The University of Arizona

College of Agriculture and Life Sciences

Describing trends in vegetation recovery after land treatments in the southwestern US with associations between environmental variables, satellite greenness patterns, and ground-based measurements

Wednesday, February 14, 2018

Speaker:  Stella Copeland, USGS.
Date: Wednesday, February 14th, 2018
Time: 3:00-4:00 pm
Location: ENR2, S107
ABSTRACT: Treatments such as prescribed fire, seeding, and thinning are commonly applied on public lands to meet various management goals, such as increasing vegetation productivity and restoring ecosystem function. Identifying characteristics associated with successful treatment outcomes is challenging due to a lack of monitoring information in many locations and time periods.

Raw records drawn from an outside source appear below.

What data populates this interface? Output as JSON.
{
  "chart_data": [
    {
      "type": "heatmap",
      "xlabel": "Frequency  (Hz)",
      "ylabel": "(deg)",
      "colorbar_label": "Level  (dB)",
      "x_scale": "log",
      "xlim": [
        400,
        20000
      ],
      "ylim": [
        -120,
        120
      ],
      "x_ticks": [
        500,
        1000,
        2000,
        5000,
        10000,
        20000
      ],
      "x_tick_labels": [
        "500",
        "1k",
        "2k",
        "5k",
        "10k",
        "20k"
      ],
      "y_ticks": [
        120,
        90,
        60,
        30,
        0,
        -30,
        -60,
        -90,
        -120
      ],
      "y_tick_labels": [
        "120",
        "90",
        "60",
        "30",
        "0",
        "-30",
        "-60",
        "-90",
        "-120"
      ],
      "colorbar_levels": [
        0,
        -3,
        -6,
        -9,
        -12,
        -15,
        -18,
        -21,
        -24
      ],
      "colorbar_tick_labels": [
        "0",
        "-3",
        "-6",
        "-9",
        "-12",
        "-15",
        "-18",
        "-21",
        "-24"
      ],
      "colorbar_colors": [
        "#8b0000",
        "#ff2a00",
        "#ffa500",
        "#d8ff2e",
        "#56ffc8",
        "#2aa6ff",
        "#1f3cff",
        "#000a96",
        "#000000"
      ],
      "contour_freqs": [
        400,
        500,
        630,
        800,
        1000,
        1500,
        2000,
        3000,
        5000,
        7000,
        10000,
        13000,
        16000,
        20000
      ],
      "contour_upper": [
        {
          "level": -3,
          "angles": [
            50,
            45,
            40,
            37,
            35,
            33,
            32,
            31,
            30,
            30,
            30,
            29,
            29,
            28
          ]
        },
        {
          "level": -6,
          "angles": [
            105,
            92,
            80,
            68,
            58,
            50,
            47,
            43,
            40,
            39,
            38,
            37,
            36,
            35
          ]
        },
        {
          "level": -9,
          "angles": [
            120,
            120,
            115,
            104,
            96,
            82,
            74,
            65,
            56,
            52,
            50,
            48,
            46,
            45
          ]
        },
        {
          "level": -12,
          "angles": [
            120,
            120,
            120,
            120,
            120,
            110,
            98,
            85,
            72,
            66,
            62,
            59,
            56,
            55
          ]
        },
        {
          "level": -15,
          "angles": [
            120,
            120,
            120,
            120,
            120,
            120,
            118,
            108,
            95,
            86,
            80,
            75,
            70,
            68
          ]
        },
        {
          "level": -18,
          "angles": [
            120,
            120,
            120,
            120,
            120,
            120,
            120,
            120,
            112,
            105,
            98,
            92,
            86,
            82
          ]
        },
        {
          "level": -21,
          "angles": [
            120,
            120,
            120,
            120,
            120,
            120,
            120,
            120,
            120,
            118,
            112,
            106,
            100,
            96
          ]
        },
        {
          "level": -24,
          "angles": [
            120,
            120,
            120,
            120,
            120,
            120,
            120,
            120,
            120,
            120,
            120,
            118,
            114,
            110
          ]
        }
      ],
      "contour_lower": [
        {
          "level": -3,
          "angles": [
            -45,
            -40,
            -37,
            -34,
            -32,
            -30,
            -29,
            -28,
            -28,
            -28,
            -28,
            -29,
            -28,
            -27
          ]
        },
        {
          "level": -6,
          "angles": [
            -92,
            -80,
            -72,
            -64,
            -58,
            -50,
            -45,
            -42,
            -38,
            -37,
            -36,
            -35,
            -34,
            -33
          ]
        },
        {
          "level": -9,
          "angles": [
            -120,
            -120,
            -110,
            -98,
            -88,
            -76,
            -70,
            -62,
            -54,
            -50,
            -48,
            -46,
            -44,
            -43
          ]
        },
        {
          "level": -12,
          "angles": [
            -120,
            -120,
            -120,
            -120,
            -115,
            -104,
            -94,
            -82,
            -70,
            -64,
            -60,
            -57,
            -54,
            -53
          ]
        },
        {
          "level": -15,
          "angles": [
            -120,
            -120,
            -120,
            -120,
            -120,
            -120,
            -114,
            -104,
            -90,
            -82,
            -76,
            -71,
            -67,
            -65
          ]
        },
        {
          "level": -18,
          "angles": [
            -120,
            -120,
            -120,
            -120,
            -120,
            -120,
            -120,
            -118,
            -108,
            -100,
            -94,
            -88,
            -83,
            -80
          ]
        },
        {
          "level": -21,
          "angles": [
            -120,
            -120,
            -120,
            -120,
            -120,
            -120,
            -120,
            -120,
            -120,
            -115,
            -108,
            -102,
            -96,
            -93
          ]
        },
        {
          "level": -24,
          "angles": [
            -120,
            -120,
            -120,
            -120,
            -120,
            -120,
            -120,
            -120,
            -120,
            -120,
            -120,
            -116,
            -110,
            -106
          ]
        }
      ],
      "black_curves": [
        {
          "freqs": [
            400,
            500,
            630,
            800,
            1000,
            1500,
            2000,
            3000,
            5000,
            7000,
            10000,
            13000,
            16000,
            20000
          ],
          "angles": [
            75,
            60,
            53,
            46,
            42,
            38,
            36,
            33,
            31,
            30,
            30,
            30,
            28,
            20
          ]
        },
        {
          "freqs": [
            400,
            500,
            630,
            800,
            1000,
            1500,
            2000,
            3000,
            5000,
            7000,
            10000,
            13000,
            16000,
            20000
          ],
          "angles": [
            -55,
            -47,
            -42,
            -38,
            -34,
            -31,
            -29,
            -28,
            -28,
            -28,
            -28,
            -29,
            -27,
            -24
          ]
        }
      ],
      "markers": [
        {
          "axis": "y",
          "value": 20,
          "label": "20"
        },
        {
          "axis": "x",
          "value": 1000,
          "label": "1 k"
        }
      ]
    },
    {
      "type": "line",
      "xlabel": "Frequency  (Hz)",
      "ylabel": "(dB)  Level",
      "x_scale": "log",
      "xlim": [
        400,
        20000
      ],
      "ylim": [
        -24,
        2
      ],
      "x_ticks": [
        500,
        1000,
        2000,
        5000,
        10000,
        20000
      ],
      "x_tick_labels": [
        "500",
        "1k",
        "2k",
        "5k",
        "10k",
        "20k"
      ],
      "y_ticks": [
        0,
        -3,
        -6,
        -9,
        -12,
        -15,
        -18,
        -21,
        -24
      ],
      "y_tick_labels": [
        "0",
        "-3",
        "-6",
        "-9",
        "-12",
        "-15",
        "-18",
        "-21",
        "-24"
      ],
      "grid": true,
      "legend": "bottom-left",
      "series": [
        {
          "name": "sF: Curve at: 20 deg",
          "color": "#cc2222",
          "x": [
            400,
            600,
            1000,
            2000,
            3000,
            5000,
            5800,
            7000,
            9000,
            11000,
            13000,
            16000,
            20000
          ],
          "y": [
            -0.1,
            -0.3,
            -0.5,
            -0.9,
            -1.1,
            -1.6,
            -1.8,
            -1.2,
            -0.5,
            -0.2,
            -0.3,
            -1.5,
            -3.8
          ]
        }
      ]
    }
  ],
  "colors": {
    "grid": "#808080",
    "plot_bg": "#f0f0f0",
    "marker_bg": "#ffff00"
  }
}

The effectiveness of treatments also vary due to site conditions, such as the type of disturbance and treatment, soil type and climate. Satellite derived vegetation indices, which indicate productivity, can be used to determine vegetation recovery related to treatments. In this study, we derived soil-adjusted total vegetation indices (SATVI) from 1988-2016 Landsat satellite imagery (30 m resolution) to describe vegetation trajectories over time in land treatment areas in Bureau of Land Management lands in the southwestern United States. We tested whether site climate and soil characteristics and weather during the treatment period were associated with greenness trends and recovery rate relative to pre-treatment greenness. We also compared SATVI to on-the-ground plot measurements of vegetation cover for a separate set of locations on the Colorado Plateau. Our results suggest that site soil, climate, and weather following treatment can influence recovery patterns as indicated by greenness. However, we also observed that high cover of annual species, likely frequently non-native species, detected by seasonal greenness patterns, can significantly affect greenness trends and relationships with environmental variables. Our results suggest that this approach, a combination of satellite imagery and ground-based monitoring, can be useful in predicting and understanding past recovery rates, particularly if annual species are accounted for in the analysis.